Probablement une des pièces les plus bouleversantes de noirceur d’Henrik Ibsen, Petit Eyolf nous dessine la mort d’un enfant de onze ans, noyé pour échapper à l’ignorance de ses parents. Paralysé depuis son plus jeune âge à cause de leur irresponsabilité, il erre et tente de trouver une place et de l’amour entre une mère égocentrique et un père absent qui échappe à toute cette réalité en se cachant derrière sa philosophie infructueuse.
Comme toujours chez Ibsen, le drame de la mort entraînera l’effondrement de la cellule familiale. Les parents devront payer le prix de leur faute originelle et oscilleront entre révélations envers eux-mêmes et culpabilité infinie. Malgré la souffrance, la haine et les mensonges, ils continueront à persévérer dans leur rapport au monde et s’ouvriront chacun de leur côté vers de nouvelles vérités.
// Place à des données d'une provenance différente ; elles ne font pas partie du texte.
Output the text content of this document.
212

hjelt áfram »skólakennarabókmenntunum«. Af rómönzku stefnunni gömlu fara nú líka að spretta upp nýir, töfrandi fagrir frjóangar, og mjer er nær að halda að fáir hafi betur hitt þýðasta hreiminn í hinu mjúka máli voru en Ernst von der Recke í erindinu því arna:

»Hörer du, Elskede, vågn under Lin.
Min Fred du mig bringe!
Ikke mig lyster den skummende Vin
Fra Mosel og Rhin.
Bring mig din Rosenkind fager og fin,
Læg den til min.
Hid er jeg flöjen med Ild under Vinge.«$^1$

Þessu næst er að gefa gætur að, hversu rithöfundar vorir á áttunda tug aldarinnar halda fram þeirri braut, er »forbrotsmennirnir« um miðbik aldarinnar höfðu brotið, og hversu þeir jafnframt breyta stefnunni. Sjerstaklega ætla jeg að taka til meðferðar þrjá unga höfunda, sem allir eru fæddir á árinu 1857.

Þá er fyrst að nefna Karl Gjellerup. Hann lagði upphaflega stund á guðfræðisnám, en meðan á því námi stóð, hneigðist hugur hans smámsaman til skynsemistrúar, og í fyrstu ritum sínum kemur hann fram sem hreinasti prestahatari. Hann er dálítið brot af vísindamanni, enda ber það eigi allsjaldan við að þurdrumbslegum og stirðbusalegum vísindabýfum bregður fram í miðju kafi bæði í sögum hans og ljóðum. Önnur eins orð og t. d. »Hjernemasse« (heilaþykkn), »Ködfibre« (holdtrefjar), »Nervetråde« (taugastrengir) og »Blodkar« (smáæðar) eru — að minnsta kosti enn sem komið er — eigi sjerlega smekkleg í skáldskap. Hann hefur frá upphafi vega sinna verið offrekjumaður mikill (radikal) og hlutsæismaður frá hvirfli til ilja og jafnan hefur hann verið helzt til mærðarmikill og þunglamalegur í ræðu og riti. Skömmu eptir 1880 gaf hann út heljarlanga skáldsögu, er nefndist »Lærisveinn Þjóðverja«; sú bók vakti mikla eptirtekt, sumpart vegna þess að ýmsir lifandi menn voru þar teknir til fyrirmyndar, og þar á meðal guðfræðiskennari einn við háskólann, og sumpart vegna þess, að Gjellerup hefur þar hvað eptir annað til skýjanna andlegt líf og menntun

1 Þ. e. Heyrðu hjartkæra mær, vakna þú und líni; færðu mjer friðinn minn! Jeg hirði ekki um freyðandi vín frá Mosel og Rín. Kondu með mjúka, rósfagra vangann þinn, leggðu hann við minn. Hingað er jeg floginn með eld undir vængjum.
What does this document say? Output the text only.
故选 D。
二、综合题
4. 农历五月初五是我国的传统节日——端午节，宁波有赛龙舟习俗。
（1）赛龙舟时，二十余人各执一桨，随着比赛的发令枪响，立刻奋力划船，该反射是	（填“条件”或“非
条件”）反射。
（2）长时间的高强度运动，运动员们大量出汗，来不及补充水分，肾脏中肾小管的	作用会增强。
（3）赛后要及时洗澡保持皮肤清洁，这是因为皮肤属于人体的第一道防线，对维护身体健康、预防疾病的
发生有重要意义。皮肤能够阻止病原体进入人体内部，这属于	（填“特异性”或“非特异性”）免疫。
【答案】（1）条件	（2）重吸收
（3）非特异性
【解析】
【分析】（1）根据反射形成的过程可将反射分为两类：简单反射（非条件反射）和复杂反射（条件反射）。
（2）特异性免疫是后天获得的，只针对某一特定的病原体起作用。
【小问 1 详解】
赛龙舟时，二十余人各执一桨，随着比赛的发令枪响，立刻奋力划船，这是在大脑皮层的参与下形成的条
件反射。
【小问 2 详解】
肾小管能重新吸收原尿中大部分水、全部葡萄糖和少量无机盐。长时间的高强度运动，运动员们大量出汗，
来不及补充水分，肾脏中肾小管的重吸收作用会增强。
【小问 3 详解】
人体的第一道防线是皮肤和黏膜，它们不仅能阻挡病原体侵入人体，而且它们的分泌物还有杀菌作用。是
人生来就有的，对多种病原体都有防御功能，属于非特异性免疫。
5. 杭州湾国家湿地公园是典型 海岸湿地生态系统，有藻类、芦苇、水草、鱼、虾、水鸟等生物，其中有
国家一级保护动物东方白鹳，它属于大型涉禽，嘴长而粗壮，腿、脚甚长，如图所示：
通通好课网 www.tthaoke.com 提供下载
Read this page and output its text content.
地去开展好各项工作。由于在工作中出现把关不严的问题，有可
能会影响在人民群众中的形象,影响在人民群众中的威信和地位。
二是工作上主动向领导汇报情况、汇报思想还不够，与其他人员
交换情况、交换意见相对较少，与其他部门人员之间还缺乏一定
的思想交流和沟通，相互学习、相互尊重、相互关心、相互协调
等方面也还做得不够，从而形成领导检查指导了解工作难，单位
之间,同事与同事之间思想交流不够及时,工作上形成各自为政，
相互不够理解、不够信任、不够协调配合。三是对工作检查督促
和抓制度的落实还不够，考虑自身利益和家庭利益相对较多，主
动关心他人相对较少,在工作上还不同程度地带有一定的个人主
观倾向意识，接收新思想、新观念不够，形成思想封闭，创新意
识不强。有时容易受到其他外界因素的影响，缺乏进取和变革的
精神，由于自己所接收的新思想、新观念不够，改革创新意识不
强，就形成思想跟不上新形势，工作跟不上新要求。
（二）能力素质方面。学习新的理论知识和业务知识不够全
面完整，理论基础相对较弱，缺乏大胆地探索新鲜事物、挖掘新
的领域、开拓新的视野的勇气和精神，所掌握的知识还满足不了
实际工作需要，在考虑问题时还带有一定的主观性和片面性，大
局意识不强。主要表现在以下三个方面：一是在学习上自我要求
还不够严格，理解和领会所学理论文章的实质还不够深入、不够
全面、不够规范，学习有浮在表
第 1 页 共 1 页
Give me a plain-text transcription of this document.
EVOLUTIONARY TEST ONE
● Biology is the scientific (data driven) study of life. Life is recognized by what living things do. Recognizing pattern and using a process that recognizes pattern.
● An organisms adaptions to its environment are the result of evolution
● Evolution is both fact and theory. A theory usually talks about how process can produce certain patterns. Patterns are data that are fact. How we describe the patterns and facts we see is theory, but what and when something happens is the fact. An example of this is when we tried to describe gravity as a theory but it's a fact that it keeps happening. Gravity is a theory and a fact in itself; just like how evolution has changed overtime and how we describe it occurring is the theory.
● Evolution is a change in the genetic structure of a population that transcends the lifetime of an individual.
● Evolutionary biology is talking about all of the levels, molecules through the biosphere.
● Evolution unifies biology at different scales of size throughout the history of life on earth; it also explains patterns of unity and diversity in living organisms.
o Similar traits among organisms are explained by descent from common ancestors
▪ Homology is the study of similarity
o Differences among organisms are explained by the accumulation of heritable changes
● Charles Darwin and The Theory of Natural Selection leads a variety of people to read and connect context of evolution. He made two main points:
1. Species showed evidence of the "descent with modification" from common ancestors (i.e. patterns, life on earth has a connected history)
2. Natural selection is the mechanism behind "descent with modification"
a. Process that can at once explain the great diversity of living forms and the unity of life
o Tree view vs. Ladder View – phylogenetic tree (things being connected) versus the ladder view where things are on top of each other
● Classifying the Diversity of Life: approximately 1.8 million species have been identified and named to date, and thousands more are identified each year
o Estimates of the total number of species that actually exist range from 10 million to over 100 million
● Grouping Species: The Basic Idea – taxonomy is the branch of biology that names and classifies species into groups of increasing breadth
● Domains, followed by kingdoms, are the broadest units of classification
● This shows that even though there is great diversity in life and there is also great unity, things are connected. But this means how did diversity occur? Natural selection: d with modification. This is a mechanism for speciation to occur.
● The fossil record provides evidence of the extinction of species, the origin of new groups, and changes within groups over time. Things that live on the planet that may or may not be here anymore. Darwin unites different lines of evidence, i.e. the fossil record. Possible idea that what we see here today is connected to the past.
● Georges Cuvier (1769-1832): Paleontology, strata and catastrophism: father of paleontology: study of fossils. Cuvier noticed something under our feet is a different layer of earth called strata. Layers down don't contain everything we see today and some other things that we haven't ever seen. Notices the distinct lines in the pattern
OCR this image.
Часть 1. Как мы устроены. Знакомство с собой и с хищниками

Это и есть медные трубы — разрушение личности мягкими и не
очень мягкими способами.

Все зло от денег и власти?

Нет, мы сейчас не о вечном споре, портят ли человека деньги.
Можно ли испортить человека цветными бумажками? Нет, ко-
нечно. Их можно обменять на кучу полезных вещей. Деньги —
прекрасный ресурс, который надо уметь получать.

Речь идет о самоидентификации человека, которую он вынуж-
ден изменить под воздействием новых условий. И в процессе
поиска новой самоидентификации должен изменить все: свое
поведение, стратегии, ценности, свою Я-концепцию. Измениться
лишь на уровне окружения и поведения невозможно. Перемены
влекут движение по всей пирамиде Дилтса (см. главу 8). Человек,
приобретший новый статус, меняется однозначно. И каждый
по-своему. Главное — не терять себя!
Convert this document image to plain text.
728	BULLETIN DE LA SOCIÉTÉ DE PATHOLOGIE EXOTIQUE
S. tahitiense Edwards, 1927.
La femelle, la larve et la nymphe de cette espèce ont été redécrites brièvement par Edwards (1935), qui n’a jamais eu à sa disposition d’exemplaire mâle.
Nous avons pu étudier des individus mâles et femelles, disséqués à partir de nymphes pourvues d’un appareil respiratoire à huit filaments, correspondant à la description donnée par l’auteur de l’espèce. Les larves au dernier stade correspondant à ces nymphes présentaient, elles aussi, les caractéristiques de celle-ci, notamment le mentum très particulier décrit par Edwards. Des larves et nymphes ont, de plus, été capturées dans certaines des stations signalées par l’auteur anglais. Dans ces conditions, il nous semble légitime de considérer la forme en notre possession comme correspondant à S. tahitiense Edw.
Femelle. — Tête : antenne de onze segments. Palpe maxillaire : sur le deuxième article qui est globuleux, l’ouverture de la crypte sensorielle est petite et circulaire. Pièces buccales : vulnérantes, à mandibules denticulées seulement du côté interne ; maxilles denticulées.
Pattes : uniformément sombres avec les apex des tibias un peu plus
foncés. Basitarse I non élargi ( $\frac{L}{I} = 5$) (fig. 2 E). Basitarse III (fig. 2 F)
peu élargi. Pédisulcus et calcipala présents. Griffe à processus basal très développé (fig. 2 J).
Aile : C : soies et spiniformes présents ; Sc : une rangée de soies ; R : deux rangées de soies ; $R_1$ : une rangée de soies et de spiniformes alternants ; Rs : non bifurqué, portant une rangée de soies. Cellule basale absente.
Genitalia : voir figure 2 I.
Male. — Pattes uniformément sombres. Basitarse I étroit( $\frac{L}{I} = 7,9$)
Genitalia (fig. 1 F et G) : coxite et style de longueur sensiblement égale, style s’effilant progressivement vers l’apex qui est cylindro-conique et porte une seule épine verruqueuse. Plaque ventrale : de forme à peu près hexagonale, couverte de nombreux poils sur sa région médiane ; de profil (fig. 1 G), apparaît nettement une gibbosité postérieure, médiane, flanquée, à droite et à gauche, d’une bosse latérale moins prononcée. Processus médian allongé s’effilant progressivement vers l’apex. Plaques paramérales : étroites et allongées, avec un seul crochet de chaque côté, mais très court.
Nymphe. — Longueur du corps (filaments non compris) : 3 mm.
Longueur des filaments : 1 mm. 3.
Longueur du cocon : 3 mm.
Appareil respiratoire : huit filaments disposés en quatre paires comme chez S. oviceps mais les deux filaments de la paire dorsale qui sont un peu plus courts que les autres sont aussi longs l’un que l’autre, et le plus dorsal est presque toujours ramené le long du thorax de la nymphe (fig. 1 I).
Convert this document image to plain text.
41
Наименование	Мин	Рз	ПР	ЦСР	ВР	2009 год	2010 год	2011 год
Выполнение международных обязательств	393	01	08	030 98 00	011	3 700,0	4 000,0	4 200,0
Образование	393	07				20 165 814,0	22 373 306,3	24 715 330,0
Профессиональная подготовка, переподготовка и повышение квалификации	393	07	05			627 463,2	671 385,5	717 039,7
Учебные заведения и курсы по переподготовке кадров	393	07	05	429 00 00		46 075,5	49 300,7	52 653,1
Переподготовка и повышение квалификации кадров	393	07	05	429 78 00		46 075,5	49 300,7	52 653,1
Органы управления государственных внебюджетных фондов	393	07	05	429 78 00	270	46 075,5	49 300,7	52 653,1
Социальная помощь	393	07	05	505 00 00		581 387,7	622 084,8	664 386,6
La metteuse en scène Julie Bérès et la traductrice Alice Zeniter, optent pour une traduction relativement moderne afin de renforcer une possible identification à cet enfant ignoré et inassumé. Modernité qui est omniprésente dans la scénographie et offre à la scène du Théâtre des Abbesses, une dimension onirique et contemporaine, loin de l’univers norvégien du XIXe siècle. Ainsi, la famille évolue dans une maison bourgeoise et à la mode, le petit Eyolf étant enfermé dans sa chambre, un gros cube en verre rempli d’énormes jouets, un espace coupé du réel, qui révélera les jardins secrets des personnages. L’onirisme se répandra jusque dans la mise en scène où les apparitions et postures des personnages, amplifieront le climat inquiétant et cauchemardesque.
Car s’il y a bien un aspect réussi, il s’agit de cette ambiance inconfortable et terrifiante qui prend forme et s’installe au fur et à mesure de la catastrophe. Il n’y a pas de pire tragédie, de pire horreur que la mort de son enfant et toute cette atrocité éprouvée se répandra comme un venin au fond de chaque spectateur. Une déchirure que la mère, affreusement hystérique au départ, exprime avec profondeur et sincérité, dans une démarche où elle semble vouloir accepter sa part de responsabilité.
Le point noir reste cependant une inégalité permanente dans les interprétations d’Anne-Lise Heimburger et Gérard Watkins, qui empêchent le spectateur de rester connecté du début à la fin. Durant toute la première partie, la mère est dans le sur-jeu et dans une exagération provocante, injustifiée et lassante, peut-être trop moderne et loin d’Ibsen justement. Quant au père, il semble insipide, dans une neutralité de tons volontaire et assez déroutante, proche de l’insensibilité. Il semble ailleurs, déconnecté de toute la monstruosité de la situation. Cette instabilité freine alors notre envie d’empathie et instaure un phénomène de yoyo qui nous plonge au cœur de leurs émotions, pour brusquement, nous en sortir et nous tenir à distance de toute cette colère dévastatrice.
Théâtre des Abbesses
Petit Eyolf, texte d’Henrik Ibsen et mise en scène de Julie Berès
Avec Valentine Alaqui, Sharif Andoura, Béatrice Burley, Anne-Lise Heimburger, Julie Pilod et Gérard Watkins
En tournée:
Du 19 au 23 janvier 2015 à la Comédie de Caen, Centre Dramatique National de Normandie
Du 4 au 15 février 2014au Théâtre de la Ville à Paris (Théâtre des Abbesses)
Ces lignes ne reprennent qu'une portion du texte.